In a post on X, Congress General Secretary (Communication) Jairam Ramesh said the southern states were pioneers in family planning, and their success “should not be penalised” when the delimitation was undertaken once the “long-delayed census” is completed. “Will this (census) be used for allocation of seats in the Lok Sabha? There can be no doubt that success should not be penalised. Suitable formulae can be worked out to ensure that this does not happen,” Ramesh said. Other Congress leaders in Andhra Pradesh and Karnataka have come out in support of Naidu and Stalin.
At the NITI Aayog’s ninth meeting -- chaired by Prime Minister (PM) Narendra Modi -- in New Delhi on July 27, Naidu had spoken of the need for the states to devise their own respective demographic management policies.
In his concluding speech, according to the official press statement, the PM “encouraged states to initiate ‘demographic management plans’ to address the issues of population ageing in future”.
A fortnight later, the Naidu-led government scrapped an earlier law that mandated that only those with not more than two children could contest local body elections. Several other states have similar “two child” norms, such as making those with more than two children ineligible for state-government jobs or debarring them from contesting local body elections. The states include Assam, Rajasthan, Madhya Pradesh, Gujarat, Maharashtra, and Odisha.
In February 2024, the Supreme Court had upheld a Rajasthan law as non-discriminatory because the intent was to promote family planning.

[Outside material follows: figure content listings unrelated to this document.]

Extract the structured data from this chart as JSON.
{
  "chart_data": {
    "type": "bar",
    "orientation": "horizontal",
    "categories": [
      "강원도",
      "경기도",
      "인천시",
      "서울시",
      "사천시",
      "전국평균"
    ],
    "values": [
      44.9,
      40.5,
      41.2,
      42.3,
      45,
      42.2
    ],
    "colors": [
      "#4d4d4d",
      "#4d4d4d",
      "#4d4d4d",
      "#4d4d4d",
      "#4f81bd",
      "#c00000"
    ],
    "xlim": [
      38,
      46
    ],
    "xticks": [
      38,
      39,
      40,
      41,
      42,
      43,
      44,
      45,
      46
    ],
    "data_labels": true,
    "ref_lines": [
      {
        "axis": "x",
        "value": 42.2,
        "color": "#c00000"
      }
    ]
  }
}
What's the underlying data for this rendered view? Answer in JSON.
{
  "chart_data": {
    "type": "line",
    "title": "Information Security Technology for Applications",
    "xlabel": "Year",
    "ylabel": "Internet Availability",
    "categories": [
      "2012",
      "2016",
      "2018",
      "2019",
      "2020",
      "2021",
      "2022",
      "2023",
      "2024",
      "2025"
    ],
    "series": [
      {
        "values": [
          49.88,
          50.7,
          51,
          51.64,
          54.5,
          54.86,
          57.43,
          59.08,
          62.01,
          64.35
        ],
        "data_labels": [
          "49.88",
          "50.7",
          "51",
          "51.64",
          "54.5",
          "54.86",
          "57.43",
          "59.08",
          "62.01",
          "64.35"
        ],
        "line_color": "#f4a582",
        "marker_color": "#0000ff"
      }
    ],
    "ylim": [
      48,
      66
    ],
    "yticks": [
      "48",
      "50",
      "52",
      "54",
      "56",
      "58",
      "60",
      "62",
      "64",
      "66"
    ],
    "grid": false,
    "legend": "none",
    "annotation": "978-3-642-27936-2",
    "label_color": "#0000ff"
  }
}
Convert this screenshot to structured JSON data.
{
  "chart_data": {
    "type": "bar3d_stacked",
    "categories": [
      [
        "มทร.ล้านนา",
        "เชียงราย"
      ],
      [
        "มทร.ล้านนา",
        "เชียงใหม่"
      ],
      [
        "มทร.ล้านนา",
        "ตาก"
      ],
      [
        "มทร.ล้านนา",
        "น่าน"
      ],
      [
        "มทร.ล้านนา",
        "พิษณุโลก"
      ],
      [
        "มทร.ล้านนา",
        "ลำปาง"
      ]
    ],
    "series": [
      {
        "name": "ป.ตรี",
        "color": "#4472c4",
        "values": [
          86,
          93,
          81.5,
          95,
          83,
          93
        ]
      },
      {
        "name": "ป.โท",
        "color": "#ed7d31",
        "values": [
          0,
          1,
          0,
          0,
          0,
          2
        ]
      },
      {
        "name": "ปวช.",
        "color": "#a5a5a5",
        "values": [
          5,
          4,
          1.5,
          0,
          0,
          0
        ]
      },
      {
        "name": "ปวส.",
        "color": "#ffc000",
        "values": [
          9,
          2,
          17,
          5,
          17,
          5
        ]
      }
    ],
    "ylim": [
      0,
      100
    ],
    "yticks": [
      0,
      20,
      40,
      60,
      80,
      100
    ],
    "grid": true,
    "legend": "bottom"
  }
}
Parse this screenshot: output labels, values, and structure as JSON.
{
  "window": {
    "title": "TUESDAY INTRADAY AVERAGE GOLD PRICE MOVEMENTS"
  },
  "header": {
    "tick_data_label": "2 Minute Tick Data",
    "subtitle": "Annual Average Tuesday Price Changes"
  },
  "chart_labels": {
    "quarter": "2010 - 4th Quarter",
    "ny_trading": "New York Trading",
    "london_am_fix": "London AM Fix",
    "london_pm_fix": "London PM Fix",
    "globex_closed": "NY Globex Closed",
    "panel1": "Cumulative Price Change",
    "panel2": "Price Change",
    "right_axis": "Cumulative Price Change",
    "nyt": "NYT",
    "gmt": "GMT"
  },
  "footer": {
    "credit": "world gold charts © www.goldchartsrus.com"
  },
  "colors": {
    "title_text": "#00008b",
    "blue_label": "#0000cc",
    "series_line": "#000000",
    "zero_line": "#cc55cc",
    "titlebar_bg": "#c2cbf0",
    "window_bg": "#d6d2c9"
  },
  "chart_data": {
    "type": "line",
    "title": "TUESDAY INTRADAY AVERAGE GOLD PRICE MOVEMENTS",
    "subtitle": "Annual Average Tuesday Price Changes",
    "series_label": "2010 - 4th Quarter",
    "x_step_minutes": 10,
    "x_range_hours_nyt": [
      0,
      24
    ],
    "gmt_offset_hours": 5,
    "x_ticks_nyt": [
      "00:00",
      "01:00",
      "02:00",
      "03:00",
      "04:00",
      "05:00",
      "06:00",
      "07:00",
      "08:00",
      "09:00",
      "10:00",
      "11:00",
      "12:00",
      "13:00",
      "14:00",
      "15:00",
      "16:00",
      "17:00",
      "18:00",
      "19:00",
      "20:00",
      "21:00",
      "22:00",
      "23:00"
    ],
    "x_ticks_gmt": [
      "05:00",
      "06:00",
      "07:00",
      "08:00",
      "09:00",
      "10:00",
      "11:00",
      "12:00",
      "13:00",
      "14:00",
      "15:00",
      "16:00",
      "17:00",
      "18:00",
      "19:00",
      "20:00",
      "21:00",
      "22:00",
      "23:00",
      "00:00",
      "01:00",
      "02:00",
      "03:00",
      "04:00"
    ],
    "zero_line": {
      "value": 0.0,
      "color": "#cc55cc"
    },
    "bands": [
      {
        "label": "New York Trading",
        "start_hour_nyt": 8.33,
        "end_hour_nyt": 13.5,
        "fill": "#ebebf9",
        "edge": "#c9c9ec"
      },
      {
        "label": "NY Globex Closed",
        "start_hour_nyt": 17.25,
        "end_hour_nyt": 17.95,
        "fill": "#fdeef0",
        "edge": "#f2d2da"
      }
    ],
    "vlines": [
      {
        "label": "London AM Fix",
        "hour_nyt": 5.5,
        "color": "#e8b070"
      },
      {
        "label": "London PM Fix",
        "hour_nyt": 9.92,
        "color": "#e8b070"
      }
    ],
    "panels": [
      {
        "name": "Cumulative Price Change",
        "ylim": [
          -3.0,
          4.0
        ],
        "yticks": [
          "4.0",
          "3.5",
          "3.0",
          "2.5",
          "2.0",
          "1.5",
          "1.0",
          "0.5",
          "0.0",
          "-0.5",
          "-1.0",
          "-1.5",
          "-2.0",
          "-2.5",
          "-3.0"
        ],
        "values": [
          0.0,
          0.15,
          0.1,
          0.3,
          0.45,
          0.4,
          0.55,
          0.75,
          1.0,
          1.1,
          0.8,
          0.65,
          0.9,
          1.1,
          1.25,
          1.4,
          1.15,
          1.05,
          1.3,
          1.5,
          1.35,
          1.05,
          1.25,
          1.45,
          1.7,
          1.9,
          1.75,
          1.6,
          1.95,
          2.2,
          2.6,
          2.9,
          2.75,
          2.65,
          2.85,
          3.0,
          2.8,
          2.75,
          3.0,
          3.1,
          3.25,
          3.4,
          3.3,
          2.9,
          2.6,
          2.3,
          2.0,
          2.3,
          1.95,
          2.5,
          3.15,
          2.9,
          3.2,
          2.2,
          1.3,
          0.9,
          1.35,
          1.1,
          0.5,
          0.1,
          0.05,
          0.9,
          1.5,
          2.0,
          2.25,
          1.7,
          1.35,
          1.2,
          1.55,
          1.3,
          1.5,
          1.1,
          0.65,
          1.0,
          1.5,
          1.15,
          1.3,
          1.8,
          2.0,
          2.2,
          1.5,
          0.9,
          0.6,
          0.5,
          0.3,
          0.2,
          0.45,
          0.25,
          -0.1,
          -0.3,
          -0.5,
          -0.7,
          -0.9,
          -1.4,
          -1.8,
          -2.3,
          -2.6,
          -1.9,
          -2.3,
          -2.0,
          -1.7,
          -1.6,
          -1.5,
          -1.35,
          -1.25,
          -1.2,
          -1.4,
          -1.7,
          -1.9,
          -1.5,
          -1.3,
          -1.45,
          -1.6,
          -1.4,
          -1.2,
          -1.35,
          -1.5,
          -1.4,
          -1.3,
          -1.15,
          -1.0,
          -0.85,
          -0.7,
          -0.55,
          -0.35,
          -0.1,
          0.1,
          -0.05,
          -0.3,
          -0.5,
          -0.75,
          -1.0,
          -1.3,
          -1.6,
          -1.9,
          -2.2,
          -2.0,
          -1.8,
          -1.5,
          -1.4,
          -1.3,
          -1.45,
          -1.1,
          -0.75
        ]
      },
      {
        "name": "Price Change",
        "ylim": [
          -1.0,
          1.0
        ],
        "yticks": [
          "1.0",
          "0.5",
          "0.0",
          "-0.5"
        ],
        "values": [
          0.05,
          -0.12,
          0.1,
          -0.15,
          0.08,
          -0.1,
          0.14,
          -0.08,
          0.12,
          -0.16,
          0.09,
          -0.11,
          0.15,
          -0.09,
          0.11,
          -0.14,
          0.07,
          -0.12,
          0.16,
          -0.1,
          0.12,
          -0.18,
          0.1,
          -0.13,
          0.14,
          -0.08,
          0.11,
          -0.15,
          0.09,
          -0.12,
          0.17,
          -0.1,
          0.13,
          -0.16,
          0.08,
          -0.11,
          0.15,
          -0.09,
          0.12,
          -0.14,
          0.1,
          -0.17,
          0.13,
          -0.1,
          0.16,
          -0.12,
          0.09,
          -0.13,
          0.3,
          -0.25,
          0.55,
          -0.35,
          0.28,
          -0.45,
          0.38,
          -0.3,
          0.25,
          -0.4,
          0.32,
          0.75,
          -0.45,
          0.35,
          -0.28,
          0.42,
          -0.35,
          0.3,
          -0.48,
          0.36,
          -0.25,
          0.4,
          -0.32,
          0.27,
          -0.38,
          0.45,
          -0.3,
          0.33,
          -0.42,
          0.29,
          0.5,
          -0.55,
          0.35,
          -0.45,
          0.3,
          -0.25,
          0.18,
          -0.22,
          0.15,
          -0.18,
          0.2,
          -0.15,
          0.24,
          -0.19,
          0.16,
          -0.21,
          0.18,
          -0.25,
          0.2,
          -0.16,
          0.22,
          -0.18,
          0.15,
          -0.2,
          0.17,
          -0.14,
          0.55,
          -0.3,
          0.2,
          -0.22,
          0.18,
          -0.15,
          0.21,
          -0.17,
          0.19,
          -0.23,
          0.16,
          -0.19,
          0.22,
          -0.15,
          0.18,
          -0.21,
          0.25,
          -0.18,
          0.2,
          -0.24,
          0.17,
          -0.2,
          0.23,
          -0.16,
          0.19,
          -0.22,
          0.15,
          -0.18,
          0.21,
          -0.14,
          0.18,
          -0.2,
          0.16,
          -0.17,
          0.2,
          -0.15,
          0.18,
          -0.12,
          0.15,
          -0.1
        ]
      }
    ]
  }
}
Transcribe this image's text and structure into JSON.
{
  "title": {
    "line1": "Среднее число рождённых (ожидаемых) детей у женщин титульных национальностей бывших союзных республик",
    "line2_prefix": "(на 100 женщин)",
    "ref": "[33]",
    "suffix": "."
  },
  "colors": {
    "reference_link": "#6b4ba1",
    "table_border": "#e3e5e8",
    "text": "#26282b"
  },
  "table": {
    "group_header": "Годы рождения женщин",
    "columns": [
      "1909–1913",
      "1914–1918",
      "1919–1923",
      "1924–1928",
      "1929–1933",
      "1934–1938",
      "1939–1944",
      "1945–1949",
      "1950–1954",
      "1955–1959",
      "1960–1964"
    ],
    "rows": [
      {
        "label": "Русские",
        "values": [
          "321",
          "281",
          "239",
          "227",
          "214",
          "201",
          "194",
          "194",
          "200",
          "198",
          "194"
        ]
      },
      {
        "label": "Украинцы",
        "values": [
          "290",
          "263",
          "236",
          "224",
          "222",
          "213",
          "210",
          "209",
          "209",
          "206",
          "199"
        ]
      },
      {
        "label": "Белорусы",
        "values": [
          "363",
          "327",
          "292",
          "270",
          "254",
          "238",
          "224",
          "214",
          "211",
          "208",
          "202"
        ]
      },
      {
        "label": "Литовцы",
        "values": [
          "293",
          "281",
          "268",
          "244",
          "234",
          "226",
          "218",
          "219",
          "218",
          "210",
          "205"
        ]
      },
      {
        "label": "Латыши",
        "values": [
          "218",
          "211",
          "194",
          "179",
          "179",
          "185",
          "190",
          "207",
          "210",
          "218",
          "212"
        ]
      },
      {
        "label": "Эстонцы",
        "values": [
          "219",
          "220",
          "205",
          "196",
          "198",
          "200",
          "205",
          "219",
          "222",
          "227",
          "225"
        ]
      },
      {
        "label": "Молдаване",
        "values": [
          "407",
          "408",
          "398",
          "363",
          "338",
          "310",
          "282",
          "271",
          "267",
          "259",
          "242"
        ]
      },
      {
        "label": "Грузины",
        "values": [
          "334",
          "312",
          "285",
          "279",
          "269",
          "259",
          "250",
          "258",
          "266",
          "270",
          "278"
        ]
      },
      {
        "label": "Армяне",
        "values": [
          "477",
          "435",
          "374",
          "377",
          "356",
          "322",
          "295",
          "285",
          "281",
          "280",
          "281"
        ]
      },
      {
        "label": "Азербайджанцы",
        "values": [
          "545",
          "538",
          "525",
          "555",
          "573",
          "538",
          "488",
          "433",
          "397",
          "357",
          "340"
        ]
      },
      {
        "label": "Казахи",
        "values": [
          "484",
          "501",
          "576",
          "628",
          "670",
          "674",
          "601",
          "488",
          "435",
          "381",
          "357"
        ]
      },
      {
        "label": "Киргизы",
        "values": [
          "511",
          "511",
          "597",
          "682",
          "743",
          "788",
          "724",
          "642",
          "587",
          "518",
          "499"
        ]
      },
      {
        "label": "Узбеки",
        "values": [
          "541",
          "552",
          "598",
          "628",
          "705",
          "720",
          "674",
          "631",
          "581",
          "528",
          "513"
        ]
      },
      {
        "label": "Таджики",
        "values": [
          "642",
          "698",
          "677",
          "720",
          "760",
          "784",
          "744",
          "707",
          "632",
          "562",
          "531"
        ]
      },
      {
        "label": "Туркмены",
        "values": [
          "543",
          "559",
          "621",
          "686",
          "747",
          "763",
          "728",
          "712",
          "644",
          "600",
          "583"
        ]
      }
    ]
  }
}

According to the fifth round of the National Family Health Survey (NFHS5) data, only three states -- Bihar, Uttar Pradesh, and Jharkhand -- have TFRs (the average number of live child births a woman will have in her life) more than the replacement level of 2.1. As Ramesh pointed out, birth rates have fallen sharply in the southern states. Kerala was the first to reach replacement levels of fertility in 1988, followed by Tamil Nadu in 1993, Andhra Pradesh in 2001, and Karnataka in 2005. He said the Atal Bihari Vajpayee-led government amended the Constitution (Article 82) in 2001 to make the readjustments in the Lok Sabha dependent on the publication of the first census taken after the year 2026, which in the normal course would have taken place after the 2031 Census.